Ash Wednesday

I can’t believe it’s been two weeks since my last update. They weren’t kidding when they said that these chemo meds would be much more toxic than the ones I was on in 2015 — the extreme levelling up of the side effects alone is proof of that. I’ll write more soon about the actual chemo and side effects (I’ve even started drafting that post!), but it is Ash Wednesday so I’ll go for the timely post and some of my thoughts on that.

jar of ashes for service
photo credit: Flickr user Lawrence OP

First, I encourage you to read “For Sisters With Nothing Left To Give Up For Lent” by Candice Benbow. Although I’m not the target demographic, Ms. Benbow’s words moved me and made me think that maybe finding ways to embrace the resurrection during Lent wouldn’t be a sacrilege, but an active good that God might be encouraging me toward.

You know how I mentioned side effects? Yeah, they’ve been seriously awful and draining. Those side effects have included literally days of nausea and seasickness so bad all I could do was close my eyes, as well as more than 24 hours of excruciating pain throughout my entire jawbone so bad that, even with my dose of oxycodene doubled to 10mg, an ice pack around my face, and literal numbing gel rubbed on my gums, I was still rating the pain higher than I’ve rated post-surgical abdominal pain (oh, and 3 days later, I still can’t eat anything that requires actual chewing), plus others like insomnia, hellacious heartburn leading to exorcist imitations, and the expected bone pain that was mostly managed by the oxycodene.

You know the end result of all those side effects? I’m fucking tired. Note, I am not looking for advice or solutions or answers for those symptoms. My doctors understand and encourage complementary medicine. We are discussing ways to cope or avoid issues. Every cancer and every chemo is different. What might help Susie, could kill Bethany. I’m sharing because I think it’s important to share and because it relates to my thoughts on Ash Wednesday and Lent.

In addition to those side effects, there have been times I would have given damn near anything to call my dad. It is not okay that he’s not here for me to call and talk to when I’m miserable. I do not understand why God would allow my dad to die less than a year before my mom has to watch her youngest go through this. She shouldn’t be alone. Yes, she’s strong, but I know that Dad and she got each other through the last time I had chemo. I know life’s not fair, but right now it seems horribly unfair and awful to go through this without Dad.

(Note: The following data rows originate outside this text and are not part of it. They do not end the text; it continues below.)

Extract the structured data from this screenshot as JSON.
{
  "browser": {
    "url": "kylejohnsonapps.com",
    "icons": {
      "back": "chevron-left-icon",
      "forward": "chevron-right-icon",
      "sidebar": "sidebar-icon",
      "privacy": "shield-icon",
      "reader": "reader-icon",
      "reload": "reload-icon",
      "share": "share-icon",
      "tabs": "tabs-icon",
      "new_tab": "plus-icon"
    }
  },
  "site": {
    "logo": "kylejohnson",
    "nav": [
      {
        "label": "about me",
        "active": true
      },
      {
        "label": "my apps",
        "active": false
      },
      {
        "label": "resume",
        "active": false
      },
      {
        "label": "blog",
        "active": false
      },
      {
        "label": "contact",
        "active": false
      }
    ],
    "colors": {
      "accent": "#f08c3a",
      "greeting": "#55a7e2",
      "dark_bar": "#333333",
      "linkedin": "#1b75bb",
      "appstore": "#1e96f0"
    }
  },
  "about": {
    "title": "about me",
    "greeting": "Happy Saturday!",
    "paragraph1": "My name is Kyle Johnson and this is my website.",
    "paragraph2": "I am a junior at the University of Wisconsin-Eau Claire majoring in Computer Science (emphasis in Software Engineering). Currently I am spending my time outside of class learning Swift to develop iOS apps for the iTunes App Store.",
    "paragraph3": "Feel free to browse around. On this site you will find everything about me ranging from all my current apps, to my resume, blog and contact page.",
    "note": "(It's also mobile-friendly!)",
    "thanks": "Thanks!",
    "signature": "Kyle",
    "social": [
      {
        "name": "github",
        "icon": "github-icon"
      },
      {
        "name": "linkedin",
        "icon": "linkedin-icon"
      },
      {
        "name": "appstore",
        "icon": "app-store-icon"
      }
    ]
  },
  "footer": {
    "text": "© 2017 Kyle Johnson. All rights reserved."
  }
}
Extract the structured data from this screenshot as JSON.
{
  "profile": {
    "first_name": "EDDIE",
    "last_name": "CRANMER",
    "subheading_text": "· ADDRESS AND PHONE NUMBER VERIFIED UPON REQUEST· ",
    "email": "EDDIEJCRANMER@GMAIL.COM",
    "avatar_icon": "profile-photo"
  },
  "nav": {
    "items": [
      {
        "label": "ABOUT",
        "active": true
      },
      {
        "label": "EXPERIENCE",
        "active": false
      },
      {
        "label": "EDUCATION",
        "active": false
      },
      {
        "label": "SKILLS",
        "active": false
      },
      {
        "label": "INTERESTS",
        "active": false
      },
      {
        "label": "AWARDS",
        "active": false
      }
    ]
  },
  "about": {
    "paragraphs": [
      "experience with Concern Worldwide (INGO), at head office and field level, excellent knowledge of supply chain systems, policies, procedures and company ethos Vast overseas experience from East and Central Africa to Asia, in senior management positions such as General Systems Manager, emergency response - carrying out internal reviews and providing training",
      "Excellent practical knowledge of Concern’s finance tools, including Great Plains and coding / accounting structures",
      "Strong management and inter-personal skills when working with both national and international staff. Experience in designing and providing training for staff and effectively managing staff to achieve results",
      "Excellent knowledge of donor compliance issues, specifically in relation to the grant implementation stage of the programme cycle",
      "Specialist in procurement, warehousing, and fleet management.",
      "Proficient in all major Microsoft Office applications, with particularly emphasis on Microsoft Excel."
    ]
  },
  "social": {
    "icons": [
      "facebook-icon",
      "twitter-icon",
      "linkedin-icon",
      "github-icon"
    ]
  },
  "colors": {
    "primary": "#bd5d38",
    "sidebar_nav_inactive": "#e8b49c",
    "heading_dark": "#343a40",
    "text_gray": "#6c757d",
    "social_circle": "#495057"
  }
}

Plus on top of all of the personal stuff, there’s the horror show that is the United States right now where, just as a cherry on the shit sundae, a literal Hitler Nazi program was announced by our president and people actually applauded (VOICES is a lot like a program that tracked and publicized crimes attributed to Jewish people in an effort to whip up anti-semiticism so no one would mind when the govt started killing them, in summary). That infurirates me. Every single damn day horrible things are happening and the only people who seem to be speaking up about it are those of us who tried to prevent this dumpster fire in the first place.

Then, because of all that, people are feeling emboldened to be violent, racist, horrible assholes. Bomb threats are being called into JCCs all across this country. A friend is seeing her student, who describes himself as “a young brown man,” has experienced more harassment and hassling from police and others in their town since November than in his entire life before then. He’s not the only one, but he’s the one who said something to my friend. It’s heartbreaking and wrong.

I think I’d be significantly less frustrated if people who I know voted differently were also sharing on Facebook about the Nigerian man who was detained and asked to answer computer science questions because a CBP official thought he didn’t look like a software engineer or how wrong it is that CBP was checking identifications of passengers disembarking from a domestic flight, or the insanity of associating HBCUs with “school choice.” But they’re not, and that adds to this impression that the world is burning around me because not all of those who people who voted that way are bad people. Many of those ones who I know are good, decent people who were angy or felt like they had missed out. They’re people who I don’t think I’m wrong to expect that they be outraged over Muslim bans or human rights abuses.

So, physically, emotionally, and spiritually I just feel spent. It’s the start of Lent. I’m writing this before I even get my ashes (we’re going to an evening service), and the thought of trying to give something up for Lent? The thought of spending 40 days thinking on the idea that we are dust and to dust we’ll return? I’m really well aware of my mortality and the ashes seem like one can taste them in the air.

However, focusing on the life part? That intrigues me and I find myself waking up a little for that. Maybe I need to focus on the first part — that we come from ashes. So yes, things are ash and awful right now, but good can rise up out of those ashes. Despite the personal and political awfulness that is going on, I have to believe that we can follow Christ into resurrection and new life.

In the Stations of the Cross there are good people like Veronica, the woman who Tradition says wiped Jesus’s face to soothe him. In the midst of Jesus’s suffering, there was kindness. Ultimately, there was new life. In the midst of my personal suffering, there is a bounty of kindness. Perhaps my job is to share that kindness with the world.